Tech Companies Simplified Their Logos in 2013
Adam Rifkin stashed this in Logos!
Wondering why? (and totally getting distracted from what I was meant to be doing)https://creativemarket.com/blog/2013/07/15/
"Trend: Back to BasicsLately, we are seeing more and more logo designs go back to basics, using simple flat colors and basic geometric shapes integrated into their design. One of the most commonly featured shapes seen in many emerging logo designs includes stars."
I kept looking for articles that might explain WHY this is happening, but all I could find was more advice as to WHAT to do.
A post on the Discovery Channel site (with a really loud and annoying video ad) says:
"Fashion wasn’t always the quickly evolving thing it is today. In fact, in ancient times, clothing styles evolved slowly, if at all. Back then, clothes were designed for comfort and to allow daily manual work around the house or in the fields. Even among the affluent, fashion was limited by the few materials and dyes available.
Later on, changes in the preferred style of a nation were often connected to social or political changes. For example, European travelers to the Ottoman Empire brought back luxurious materials -- velvets and silks -- that slowly became part of the region’s fashion and were a way to showcase the opulence of the travelers' kingdoms. Contact with the Ottomans also introduced Europeans to outer garments such as coats, which were worn initially by the educated class (including scholars) and eventually adopted by the masses [source: Jirousek].
Today, fashion changes much more rapidly and is heavily influenced by movies, music and famous people. The emphasis on embracing new trends hasn’t stopped old ideas from coming back, though. The adage “There’s nothing new under the sun” could easily apply to the fashion industry. Fashion is so cyclical there’s even a term for it: Laver’s Law.
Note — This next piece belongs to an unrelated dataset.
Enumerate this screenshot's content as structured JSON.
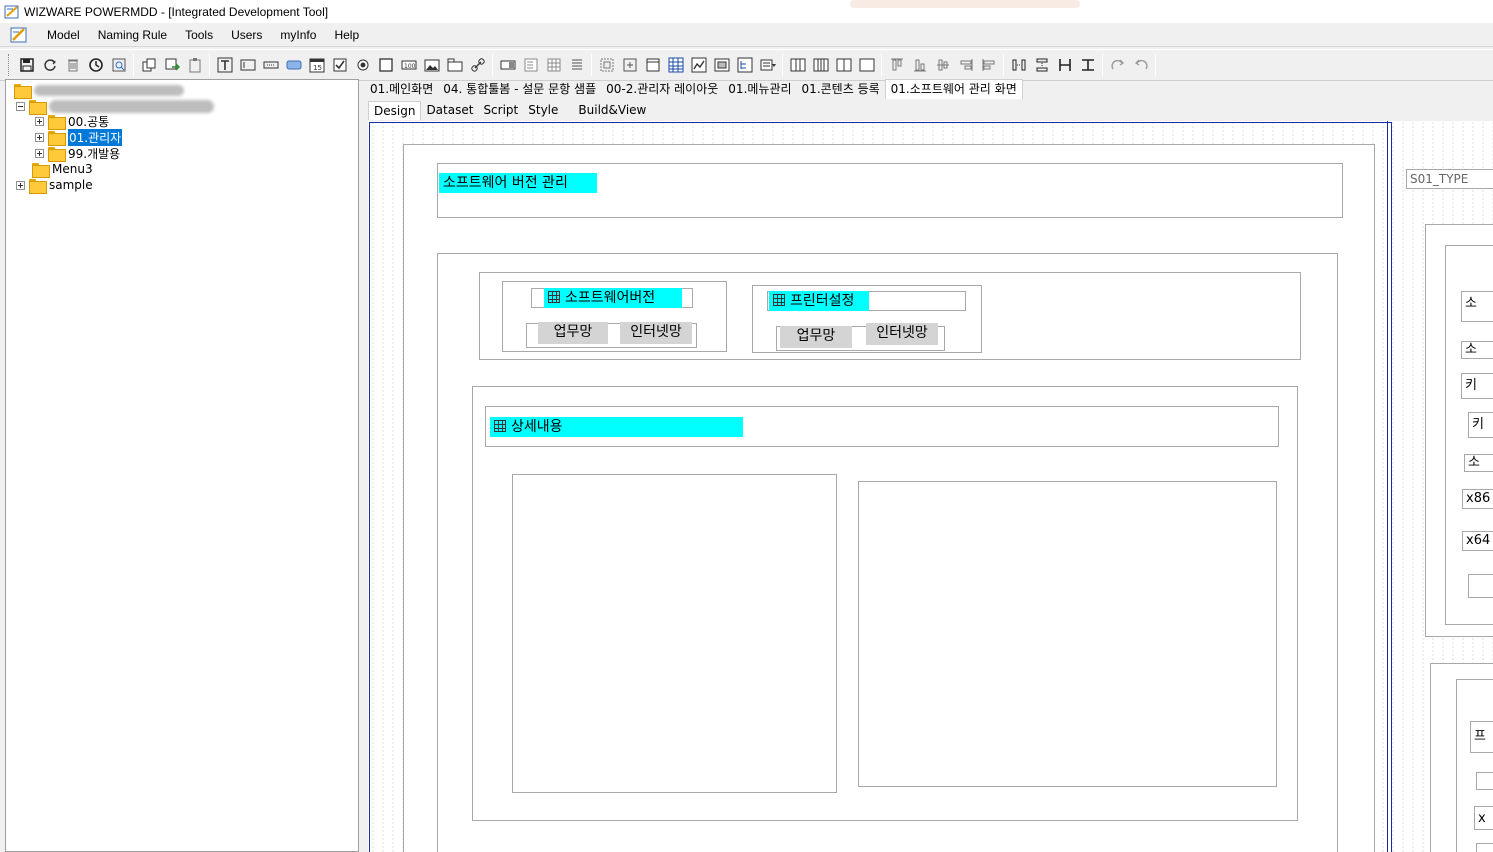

Fashion historian James Laver created the term in the 1930s to define how fast trends of the past become “beautiful” again. Laver claimed it takes at least half a century for something to become fashionable again [source: Winterman]. Things have accelerated in recent decades, though, and designers now look for inspiration to styles that were fashionable just 20 or 30 years ago."
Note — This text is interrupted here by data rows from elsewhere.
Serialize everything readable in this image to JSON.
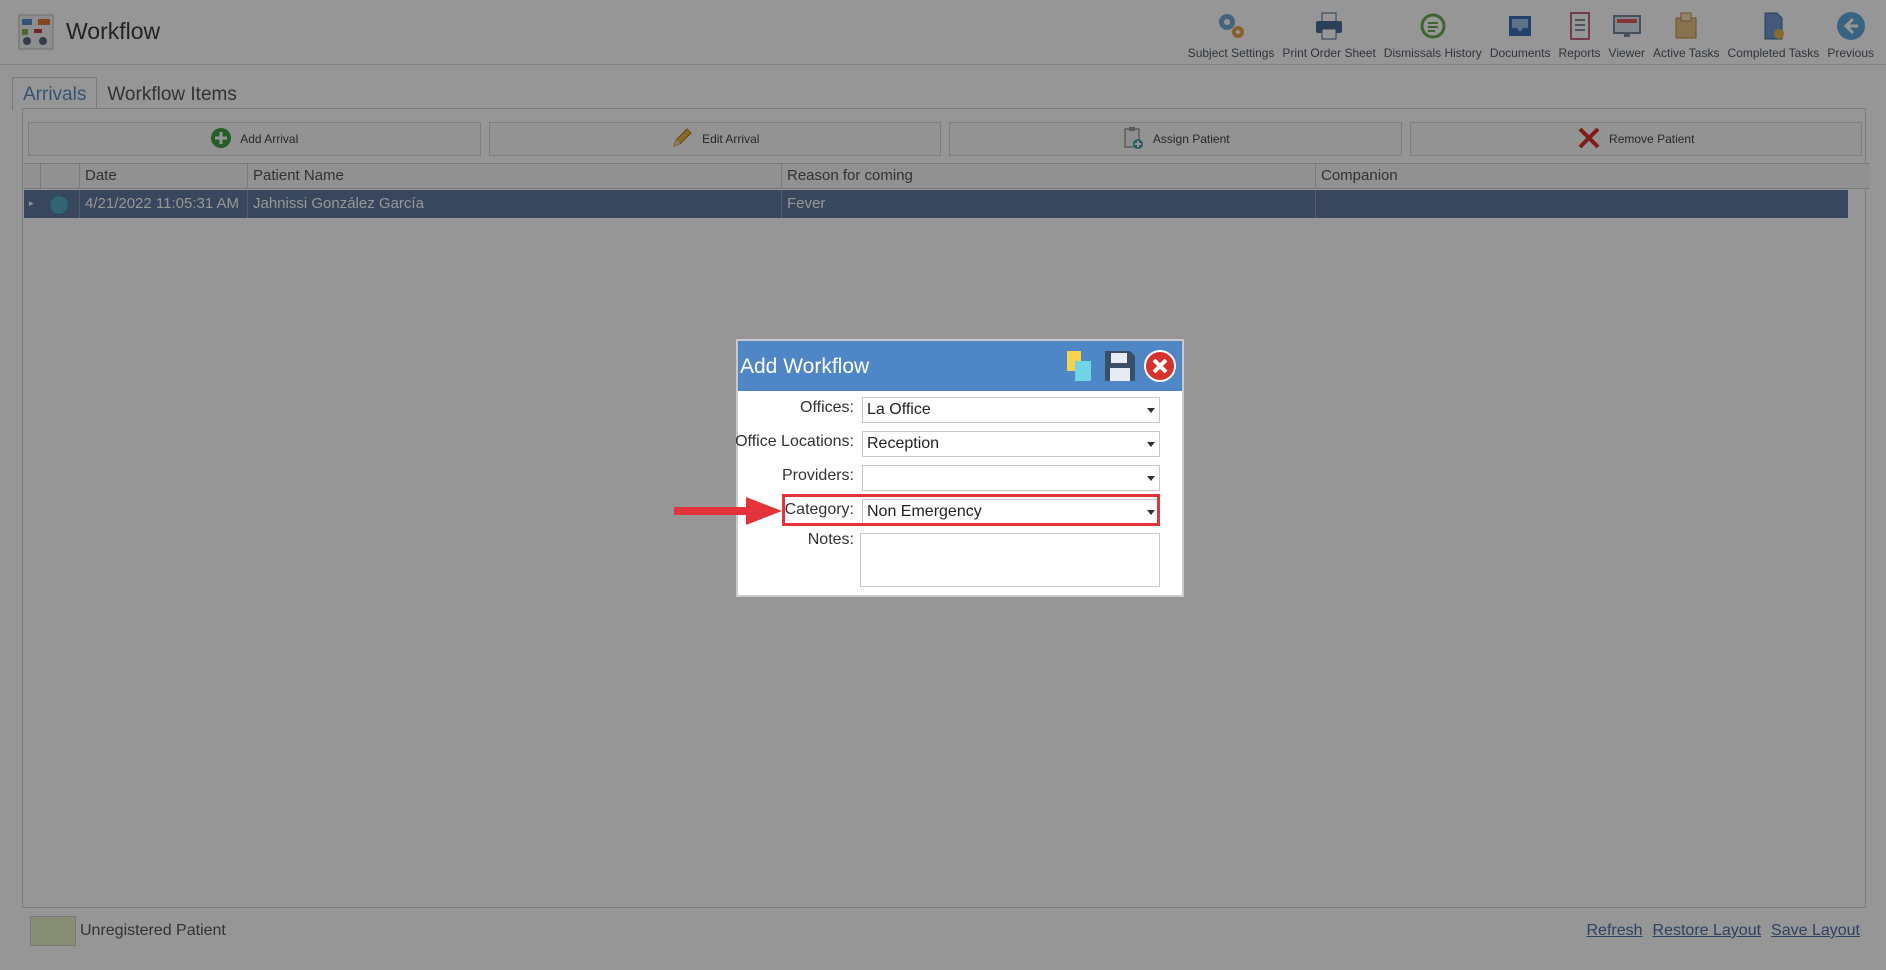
{
  "header": {
    "title": "Workflow",
    "toolbar": [
      {
        "label": "Subject Settings",
        "icon": "gears-icon"
      },
      {
        "label": "Print Order Sheet",
        "icon": "printer-icon"
      },
      {
        "label": "Dismissals History",
        "icon": "history-icon"
      },
      {
        "label": "Documents",
        "icon": "inbox-tray-icon"
      },
      {
        "label": "Reports",
        "icon": "report-icon"
      },
      {
        "label": "Viewer",
        "icon": "monitor-icon"
      },
      {
        "label": "Active Tasks",
        "icon": "task-box-icon"
      },
      {
        "label": "Completed Tasks",
        "icon": "completed-doc-icon"
      },
      {
        "label": "Previous",
        "icon": "back-arrow-icon"
      }
    ]
  },
  "tabs": [
    "Arrivals",
    "Workflow Items"
  ],
  "actions": {
    "add": "Add Arrival",
    "edit": "Edit Arrival",
    "assign": "Assign Patient",
    "remove": "Remove Patient"
  },
  "grid": {
    "columns": [
      "Date",
      "Patient Name",
      "Reason for coming",
      "Companion"
    ],
    "rows": [
      {
        "date": "4/21/2022 11:05:31 AM",
        "patient": "Jahnissi González García",
        "reason": "Fever",
        "companion": ""
      }
    ]
  },
  "footer": {
    "legend": "Unregistered Patient",
    "links": [
      "Refresh",
      "Restore Layout",
      "Save Layout"
    ]
  },
  "dialog": {
    "title": "Add Workflow",
    "fields": {
      "offices": {
        "label": "Offices:",
        "value": "La Office"
      },
      "locations": {
        "label": "Office Locations:",
        "value": "Reception"
      },
      "providers": {
        "label": "Providers:",
        "value": ""
      },
      "category": {
        "label": "Category:",
        "value": "Non Emergency"
      },
      "notes": {
        "label": "Notes:",
        "value": ""
      }
    }
  },
  "colors": {
    "accent": "#4f86c6",
    "selected_row": "#5f7a9f",
    "highlight": "#e5333b",
    "legend_swatch": "#e6f1c6"
  }
}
So historically fashion reflected certain socio-economic constraints or perhaps reflections of the 'mood' of a population. Next tried wisdom of the crowd, with Quora
"Sometimes, trends may start by accident, as the natural fluctuation in designs is perceived as signal rather than noise. If there is enough uptake, the fluctuation can become a trend in its own right. There are also subconscious effects, such as the state of the economy affecting the brightness of the clothes designed.Of course with the Internet nowadays, fashion bloggers and other stylish folk can serve as arbitri elegantiae, influencing others and sparking off trends. This is often in terms of the way we wear clothes rather than the clothes themselves, e.g. how to wear scarves, how to tie laces and ties, etc.Fashion is a partially open system, being influenced by culture and economics and the choices of people. These factors may have non-linear effects on what is actually fashionable. Hence, it is impossible to predict with a strong degree of accuracy what is going to be fashionable, short of simulating the entire world. So how do people do it? Some do it heuristically, by looking at what has not been done but which seems like a good idea. And others don't need to predict fashion trends, because they can make them."
Okay, so no real answer there, but I did like the sentence "Hence, it is impossible to predict with a strong degree of accuracy what is going to be fashionable, short of simulating the entire world."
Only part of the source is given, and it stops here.